The Zapatistas, in building autonomous municipalities, have first emphasized providing healthcare and education, “defense of language and cultural traditions”, and information (“news in local language…transmitted through the various zapatista radio stations”). They now have their own video editing studios, through the Chiapas media project or promedios. 80% of the videos are made in indigenous languages to share strategies and projects among the communities. They also make a few videos for global north consumption. www.promedios.org

The most visible form of direct action is “global days of action”. The first “global carnival”, May 16 1998 involved simultaneous actions in 30 countries on the occasion of the 2nd WTO Ministerial in Geneva.[18] The third global action day was November 30, 1999, when the WTO tried to meet for its 3rd ministerial in Seattle.
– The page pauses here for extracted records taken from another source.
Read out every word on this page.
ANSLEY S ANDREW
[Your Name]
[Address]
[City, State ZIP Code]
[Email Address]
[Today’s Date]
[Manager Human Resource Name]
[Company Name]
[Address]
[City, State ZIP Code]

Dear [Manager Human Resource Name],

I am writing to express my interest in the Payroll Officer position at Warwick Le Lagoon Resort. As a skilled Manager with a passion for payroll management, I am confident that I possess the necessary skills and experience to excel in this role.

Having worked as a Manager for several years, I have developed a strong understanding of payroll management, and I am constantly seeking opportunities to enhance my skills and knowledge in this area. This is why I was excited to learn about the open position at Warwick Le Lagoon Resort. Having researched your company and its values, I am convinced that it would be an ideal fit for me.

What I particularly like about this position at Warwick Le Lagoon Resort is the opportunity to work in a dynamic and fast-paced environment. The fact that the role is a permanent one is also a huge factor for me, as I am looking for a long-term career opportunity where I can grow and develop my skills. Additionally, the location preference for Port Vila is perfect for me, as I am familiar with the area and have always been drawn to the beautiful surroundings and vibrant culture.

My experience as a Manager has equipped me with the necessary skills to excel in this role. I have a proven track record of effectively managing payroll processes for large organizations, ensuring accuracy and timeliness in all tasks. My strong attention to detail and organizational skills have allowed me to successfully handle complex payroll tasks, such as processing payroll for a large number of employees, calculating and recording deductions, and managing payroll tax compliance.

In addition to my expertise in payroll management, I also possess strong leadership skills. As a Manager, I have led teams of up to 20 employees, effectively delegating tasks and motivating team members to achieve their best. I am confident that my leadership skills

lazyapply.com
Many simultaneous solidarity actions were planned and even more happened when the news was distributed of the successful shutdown in seattle. By February 15, 2003 this tactic had developed to the point that 16 million persons disrupted at least 133 cities to say “the world says no to war”. Aggressive mass mobilizations have raised the political and economic costs of elite meetings, intermittently effectively disrupting them, discouraging cities from hosting the meetings, driving them into symbolically remote and fortified locations (such as Qatar!), and drawing intense sunshine onto what used to be fairly secretive processes. Moreover, these large manifestations provide a new method of solidarity among social movements, a site for educational and strategic relations among dispersed movements, and experiments in self-provisioning with intense engagement with diversity.